In 1983, the company acquired Hekman Furniture and Alexis Manufacturing. In 1993, the company acquired Woodmark Upholstery, and Kieninger, a German manufacturer of clock movements.

In 2008, the company began producing a line of furniture in collaboration with Ty Pennington, then-host of ABC's Extreme Makeover: Home Edition.
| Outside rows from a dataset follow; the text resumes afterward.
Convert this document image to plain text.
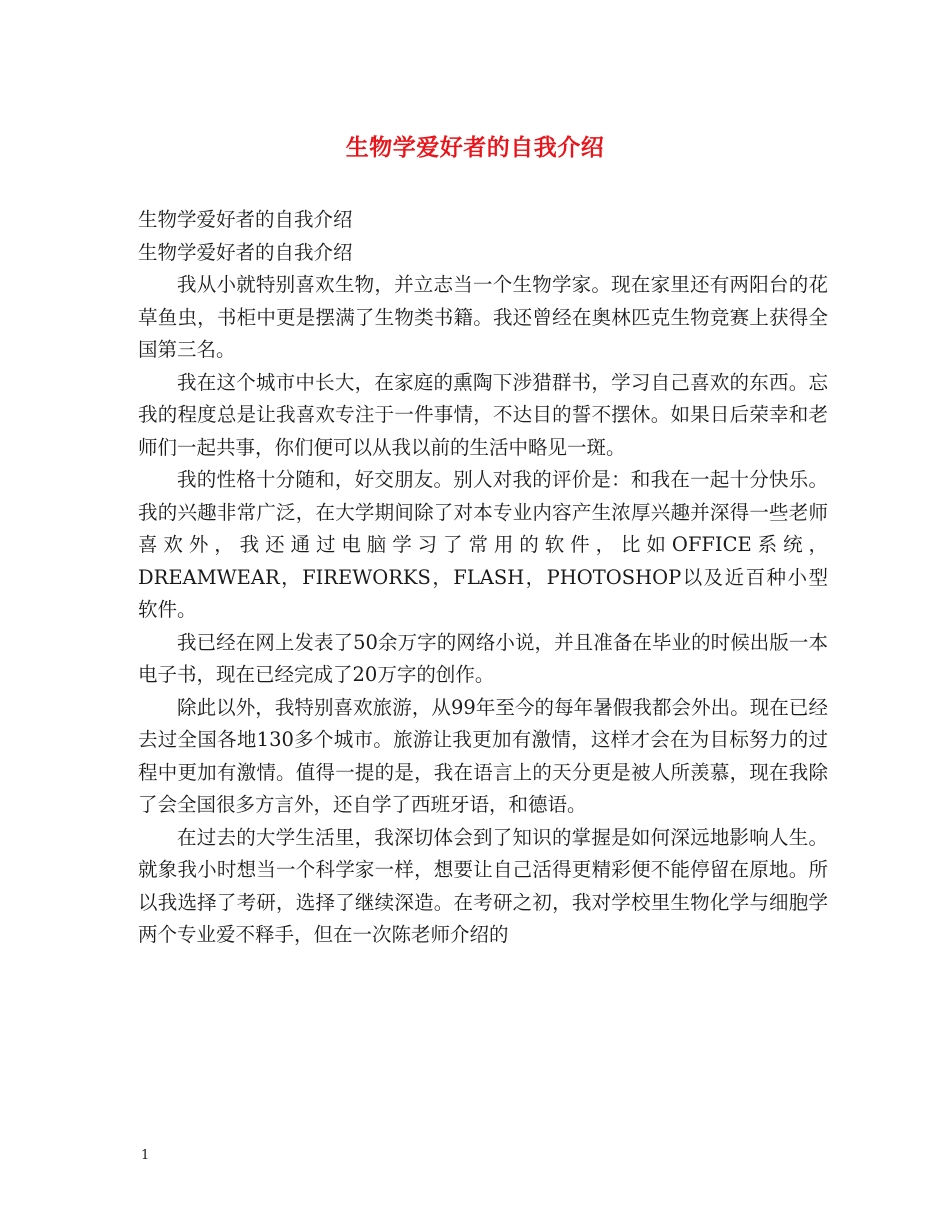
生物学爱好者的自我介绍

生物学爱好者的自我介绍

生物学爱好者的自我介绍

我从小就特别喜欢生物，并立志当一个生物学家。现在家里还有两阳台的花草鱼虫，书柜中更是摆满了生物类书籍。我还曾经在奥林匹克生物竞赛上获得全国第三名。

我在这个城市中长大，在家庭的熏陶下涉猎群书，学习自己喜欢的东西。忘我的程度总是让我喜欢专注于一件事情，不达目的誓不摆休。如果日后荣幸和老师们一起共事，你们便可以从我以前的生活中略见一斑。

我的性格十分随和，好交朋友。别人对我的评价是：和我在一起十分快乐。我的兴趣非常广泛，在大学期间除了对本专业内容产生浓厚兴趣并深得一些老师喜欢外，我还通过电脑学习了常用的软件，比如OFFICE系统，DREAMWEAR，FIREWORKS，FLASH，PHOTOSHOP以及近百种小型软件。

我已经在网上发表了50余万字的网络小说，并且准备在毕业的时候出版一本电子书，现在已经完成了20万字的创作。

除此以外，我特别喜欢旅游，从99年至今的每年暑假我都会外出。现在已经去过全国各地130多个城市。旅游让我更加有激情，这样才会在为目标努力的过程中更加有激情。值得一提的是，我在语言上的天分更是被人所羡慕，现在我除了会全国很多方言外，还自学了西班牙语，和德语。

在过去的大学生活里，我深切体会到了知识的掌握是如何深远地影响人生。就象我小时想当一个科学家一样，想要让自己活得更精彩便不能停留在原地。所以我选择了考研，选择了继续深造。在考研之初，我对学校里生物化学与细胞学两个专业爱不释手，但在一次陈老师介绍的

1
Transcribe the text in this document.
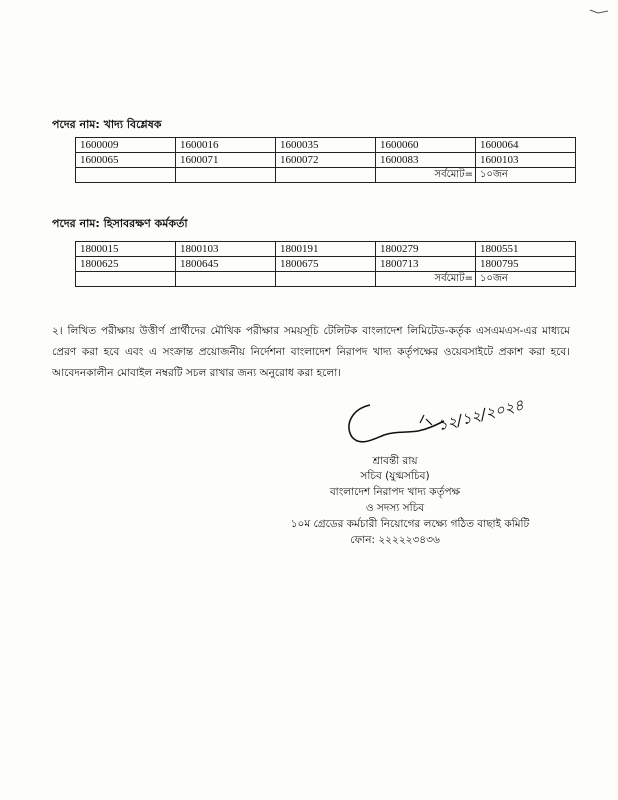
পদের নাম: খাদ্য বিশ্লেষক
1600009	1600016	1600035	1600060	1600064
1600065	1600071	1600072	1600083	1600103
			সর্বমোট=	১০জন
পদের নাম: হিসাবরক্ষণ কর্মকর্তা
1800015	1800103	1800191	1800279	1800551
1800625	1800645	1800675	1800713	1800795
			সর্বমোট=	১০জন
২। লিখিত পরীক্ষায় উত্তীর্ণ প্রার্থীদের মৌখিক পরীক্ষার সময়সূচি টেলিটক বাংলাদেশ লিমিটেড-কর্তৃক এসএমএস-এর মাধ্যমে প্রেরণ করা হবে এবং এ সংক্রান্ত প্রয়োজনীয় নির্দেশনা বাংলাদেশ নিরাপদ খাদ্য কর্তৃপক্ষের ওয়েবসাইটে প্রকাশ করা হবে। আবেদনকালীন মোবাইল নম্বরটি সচল রাখার জন্য অনুরোধ করা হলো।
১২/১২/২০২৪
শ্রাবন্তী রায়
সচিব (যুগ্মসচিব)
বাংলাদেশ নিরাপদ খাদ্য কর্তৃপক্ষ
ও সদস্য সচিব
১০ম গ্রেডের কর্মচারী নিয়োগের লক্ষ্যে গঠিত বাছাই কমিটি
ফোন: ২২২২২৩৪৩৬
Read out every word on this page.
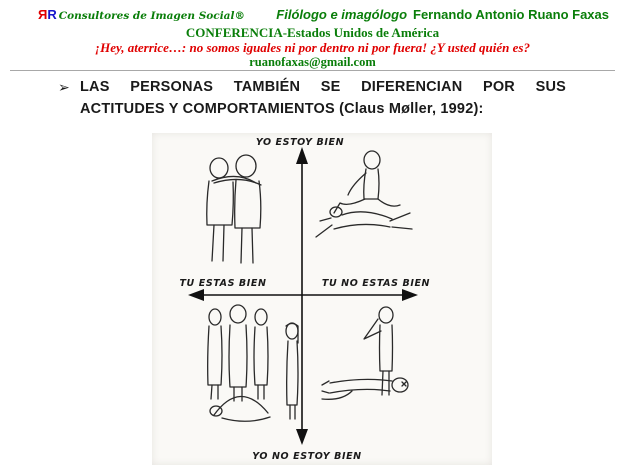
ЯR Consultores de Imagen Social® Filólogo e imagólogo Fernando Antonio Ruano Faxas
CONFERENCIA-Estados Unidos de América
¡Hey, aterrice…: no somos iguales ni por dentro ni por fuera! ¿Y usted quién es?
ruanofaxas@gmail.com
➢ LAS PERSONAS TAMBIÉN SE DIFERENCIAN POR SUS
ACTITUDES Y COMPORTAMIENTOS (Claus Møller, 1992):
YO ESTOY BIEN
TU ESTAS BIEN	TU NO ESTAS BIEN
YO NO ESTOY BIEN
As of 2025, the company's CEO is Howard "Buzz" Miller, grandson of the company's namesake founder.
=== Reversed closure and acquisition by J.C. Huizenga ===
In July 2025, Howard Miller announced that it would cease all of its operations, citing poor housing market conditions and the impact of tariffs in the second Trump administration on its supply chain. The company said that it had been unable to find a buyer to continue operations, and plans to wind down production by the end of 2025 and finish selling its remaining inventory by 2026. The closures will result in the loss of 195 jobs between its Michigan headquarters, a plant near Traverse City, Michigan, and two facilities in North Carolina. A clearance sale of outstanding inventory is ongoing at the company's headquarters, scheduled to run from November 1–8, 2025.

On May 7, 2026, Howard Miller was acquired by the Huizenga Group, an investment firm owned by National Heritage Academies founder J.C. Huizenga.